The first stanza of Rudyard Kipling's If reads:
If you can keep your head when all about you
Are losing theirs and blaming it on you,
If you can trust yourself when all men doubt you,
But make allowance for their doubting too;
I was reminded of this last night listening to both the Australian Prime Minister Rudd and Opposition Leader Turnbull talking on TV.
I did not intend to post today - I try to limit my posts on this blog to three a week. But seriously, we are in danger of entering very bad policy territory.
So far as Australia is concerned, I think that the financial crisis is over. It was always an international rather than domestic issue, but we had to deal with the flow-on effects. Globally, too, I think that we will soon be able to put it behind us.
We now have the problem of the real economy.
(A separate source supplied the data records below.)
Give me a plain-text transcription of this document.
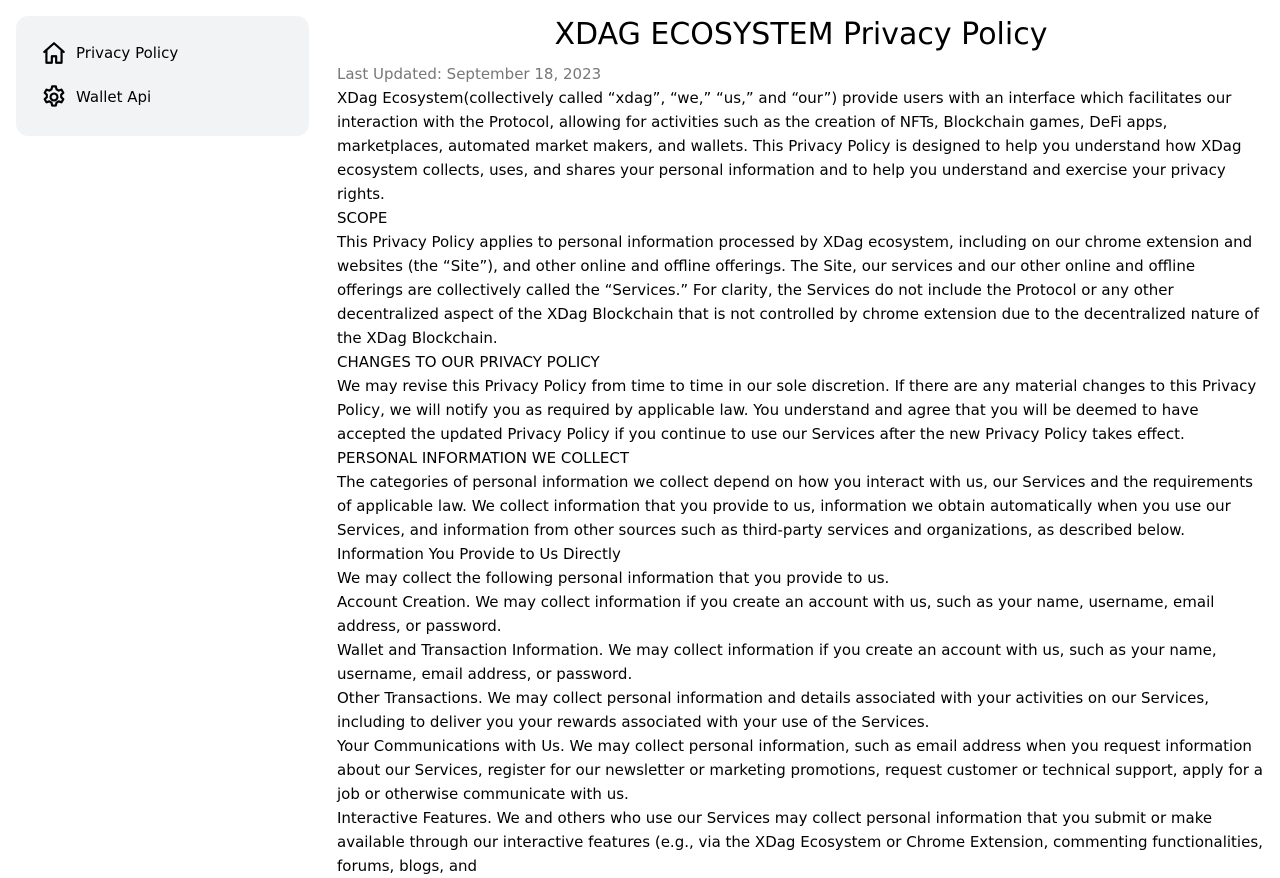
Privacy Policy
Wallet Api
XDAG ECOSYSTEM Privacy Policy
Last Updated: September 18, 2023

XDag Ecosystem(collectively called “xdag”, “we,” “us,” and “our”) provide users with an interface which facilitates our interaction with the Protocol, allowing for activities such as the creation of NFTs, Blockchain games, DeFi apps, marketplaces, automated market makers, and wallets. This Privacy Policy is designed to help you understand how XDag ecosystem collects, uses, and shares your personal information and to help you understand and exercise your privacy rights.

SCOPE

This Privacy Policy applies to personal information processed by XDag ecosystem, including on our chrome extension and websites (the “Site”), and other online and offline offerings. The Site, our services and our other online and offline offerings are collectively called the “Services.” For clarity, the Services do not include the Protocol or any other decentralized aspect of the XDag Blockchain that is not controlled by chrome extension due to the decentralized nature of the XDag Blockchain.

CHANGES TO OUR PRIVACY POLICY

We may revise this Privacy Policy from time to time in our sole discretion. If there are any material changes to this Privacy Policy, we will notify you as required by applicable law. You understand and agree that you will be deemed to have accepted the updated Privacy Policy if you continue to use our Services after the new Privacy Policy takes effect.

PERSONAL INFORMATION WE COLLECT

The categories of personal information we collect depend on how you interact with us, our Services and the requirements of applicable law. We collect information that you provide to us, information we obtain automatically when you use our Services, and information from other sources such as third-party services and organizations, as described below.

Information You Provide to Us Directly

We may collect the following personal information that you provide to us.

Account Creation. We may collect information if you create an account with us, such as your name, username, email address, or password.

Wallet and Transaction Information. We may collect information if you create an account with us, such as your name, username, email address, or password.

Other Transactions. We may collect personal information and details associated with your activities on our Services, including to deliver you your rewards associated with your use of the Services.

Your Communications with Us. We may collect personal information, such as email address when you request information about our Services, register for our newsletter or marketing promotions, request customer or technical support, apply for a job or otherwise communicate with us.

Interactive Features. We and others who use our Services may collect personal information that you submit or make available through our interactive features (e.g., via the XDag Ecosystem or Chrome Extension, commenting functionalities, forums, blogs, and
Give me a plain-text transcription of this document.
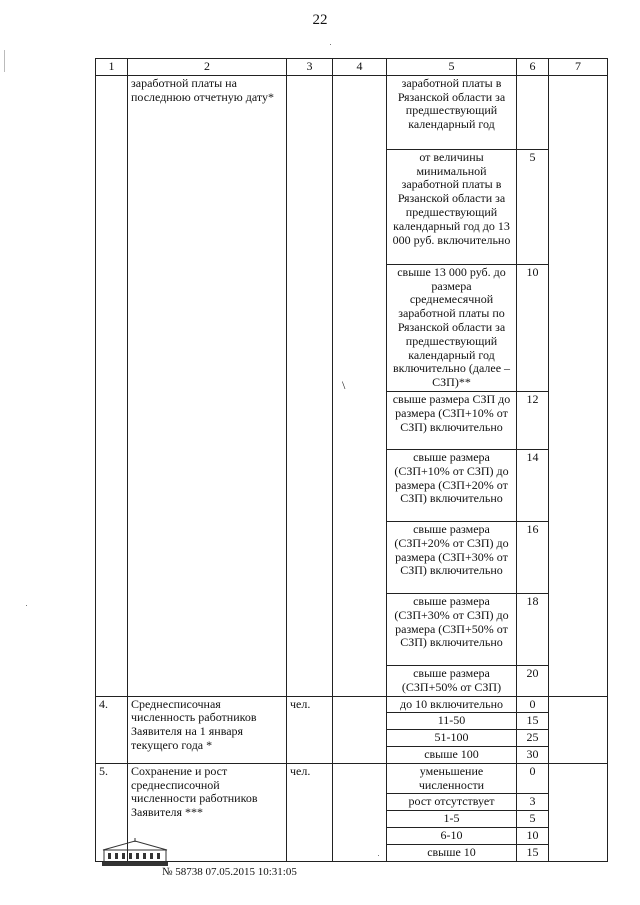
22
1	2	3	4	5	6	7
	заработной платы на последнюю отчетную дату*		\	заработной платы в Рязанской области за предшествующий календарный год		
				от величины минимальной заработной платы в Рязанской области за предшествующий календарный год до 13 000 руб. включительно	5	
				свыше 13 000 руб. до размера среднемесячной заработной платы по Рязанской области за предшествующий календарный год включительно (далее – СЗП)**	10	
				свыше размера СЗП до размера (СЗП+10% от СЗП) включительно	12	
				свыше размера (СЗП+10% от СЗП) до размера (СЗП+20% от СЗП) включительно	14	
				свыше размера (СЗП+20% от СЗП) до размера (СЗП+30% от СЗП) включительно	16	
				свыше размера (СЗП+30% от СЗП) до размера (СЗП+50% от СЗП) включительно	18	
				свыше размера (СЗП+50% от СЗП)	20	
4.	Среднесписочная численность работников Заявителя на 1 января текущего года *	чел.		до 10 включительно	0	
				11-50	15	
				51-100	25	
				свыше 100	30	
5.	Сохранение и рост среднесписочной численности работников Заявителя ***	чел.		уменьшение численности	0	
				рост отсутствует	3	
				1-5	5	
				6-10	10	
				свыше 10	15	
№ 58738 07.05.2015 10:31:05
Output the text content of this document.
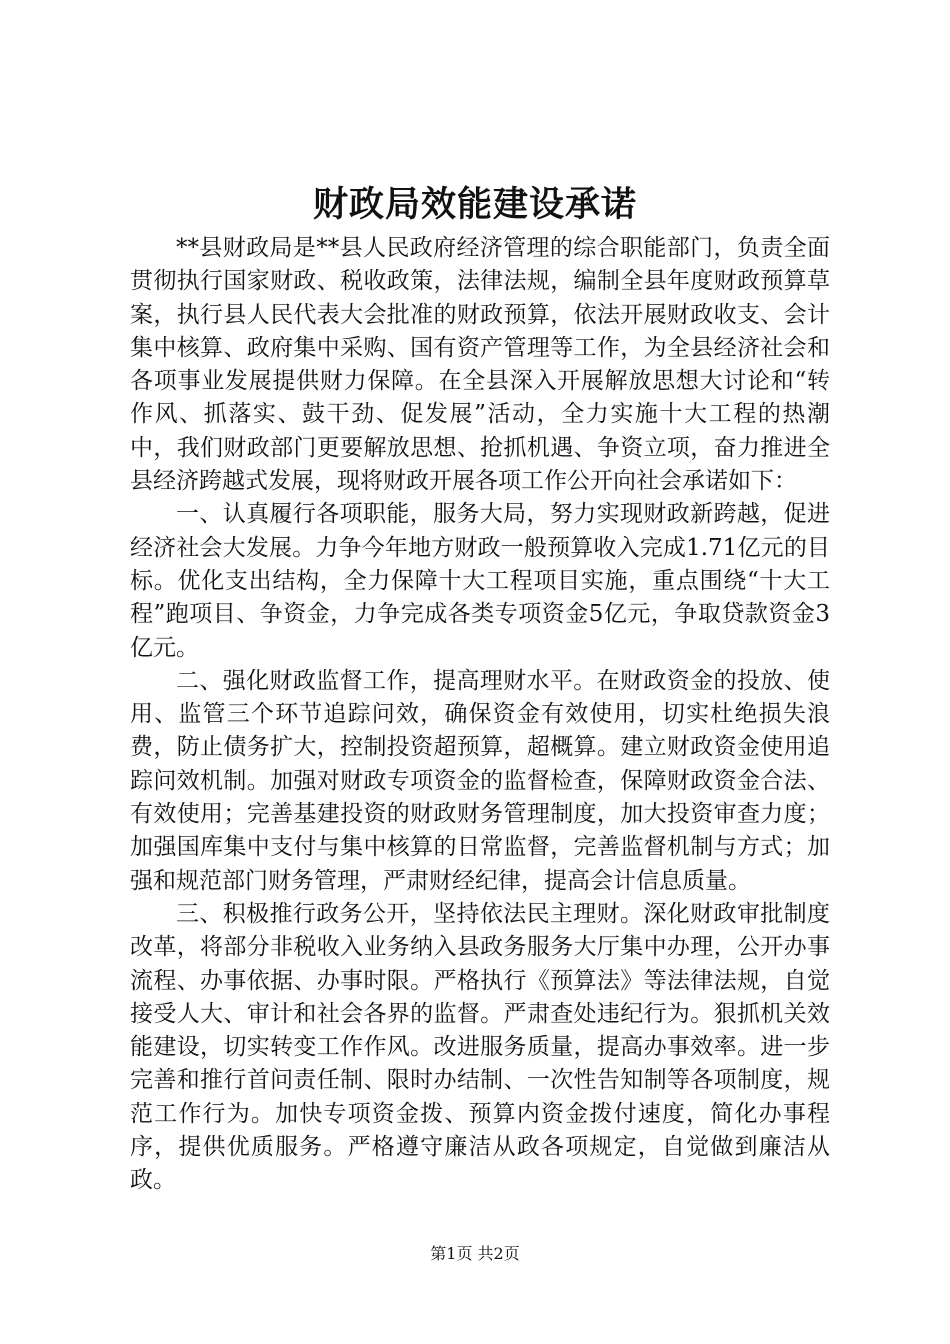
财政局效能建设承诺

**县财政局是**县人民政府经济管理的综合职能部门，负责全面贯彻执行国家财政、税收政策，法律法规，编制全县年度财政预算草案，执行县人民代表大会批准的财政预算，依法开展财政收支、会计集中核算、政府集中采购、国有资产管理等工作，为全县经济社会和各项事业发展提供财力保障。在全县深入开展解放思想大讨论和“转作风、抓落实、鼓干劲、促发展”活动，全力实施十大工程的热潮中，我们财政部门更要解放思想、抢抓机遇、争资立项，奋力推进全县经济跨越式发展，现将财政开展各项工作公开向社会承诺如下：

一、认真履行各项职能，服务大局，努力实现财政新跨越，促进经济社会大发展。力争今年地方财政一般预算收入完成1.71亿元的目标。优化支出结构，全力保障十大工程项目实施，重点围绕“十大工程”跑项目、争资金，力争完成各类专项资金5亿元，争取贷款资金3亿元。

二、强化财政监督工作，提高理财水平。在财政资金的投放、使用、监管三个环节追踪问效，确保资金有效使用，切实杜绝损失浪费，防止债务扩大，控制投资超预算，超概算。建立财政资金使用追踪问效机制。加强对财政专项资金的监督检查，保障财政资金合法、有效使用；完善基建投资的财政财务管理制度，加大投资审查力度；加强国库集中支付与集中核算的日常监督，完善监督机制与方式；加强和规范部门财务管理，严肃财经纪律，提高会计信息质量。

三、积极推行政务公开，坚持依法民主理财。深化财政审批制度改革，将部分非税收入业务纳入县政务服务大厅集中办理，公开办事流程、办事依据、办事时限。严格执行《预算法》等法律法规，自觉接受人大、审计和社会各界的监督。严肃查处违纪行为。狠抓机关效能建设，切实转变工作作风。改进服务质量，提高办事效率。进一步完善和推行首问责任制、限时办结制、一次性告知制等各项制度，规范工作行为。加快专项资金拨、预算内资金拨付速度，简化办事程序，提供优质服务。严格遵守廉洁从政各项规定，自觉做到廉洁从政。

第1页 共2页
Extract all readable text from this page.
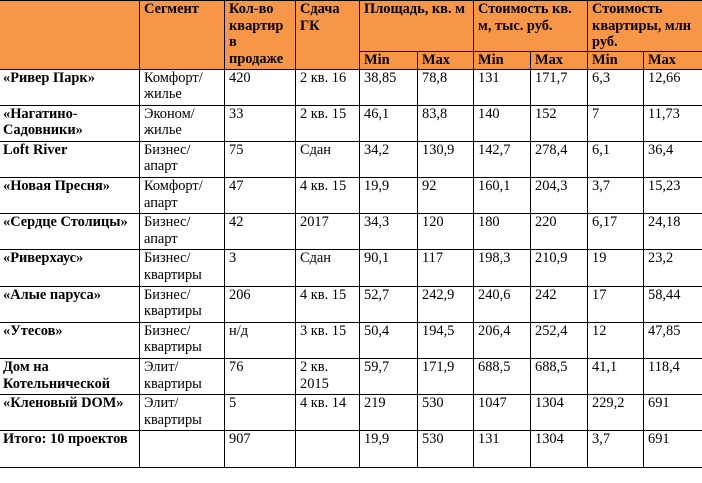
	Сегмент	Кол-во квартир в продаже	Сдача ГК	Площадь, кв. м		Стоимость кв. м, тыс. руб.		Стоимость квартиры, млн руб.	
				Min	Max	Min	Max	Min	Max
«Ривер Парк»	Комфорт/ жилье	420	2 кв. 16	38,85	78,8	131	171,7	6,3	12,66
«Нагатино-Садовники»	Эконом/ жилье	33	2 кв. 15	46,1	83,8	140	152	7	11,73
Loft River	Бизнес/ апарт	75	Сдан	34,2	130,9	142,7	278,4	6,1	36,4
«Новая Пресня»	Комфорт/ апарт	47	4 кв. 15	19,9	92	160,1	204,3	3,7	15,23
«Сердце Столицы»	Бизнес/ апарт	42	2017	34,3	120	180	220	6,17	24,18
«Риверхаус»	Бизнес/ квартиры	3	Сдан	90,1	117	198,3	210,9	19	23,2
«Алые паруса»	Бизнес/ квартиры	206	4 кв. 15	52,7	242,9	240,6	242	17	58,44
«Утесов»	Бизнес/ квартиры	н/д	3 кв. 15	50,4	194,5	206,4	252,4	12	47,85
Дом на Котельнической	Элит/ квартиры	76	2 кв. 2015	59,7	171,9	688,5	688,5	41,1	118,4
«Кленовый DOM»	Элит/ квартиры	5	4 кв. 14	219	530	1047	1304	229,2	691
Итого: 10 проектов		907		19,9	530	131	1304	3,7	691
Already trending down, this has been hard it by the financial turmoil.
Managing the real economy is a matter for sensible fiscal and monetary policy. Yet here the rhetoric of at least Australia's leaders is still dominated by the financial crisis - we must avoid global melt-down.
Please, Mr Rudd, take a deep breath. Yes, we need to take action to reduce the effects of economic downturn. But we also need time to think the best ways through.
If you treat the real economy with its longer lead times as though action here was part and parcel of the financial crisis, we are going to end up with a mess. Let's avoid this if we can.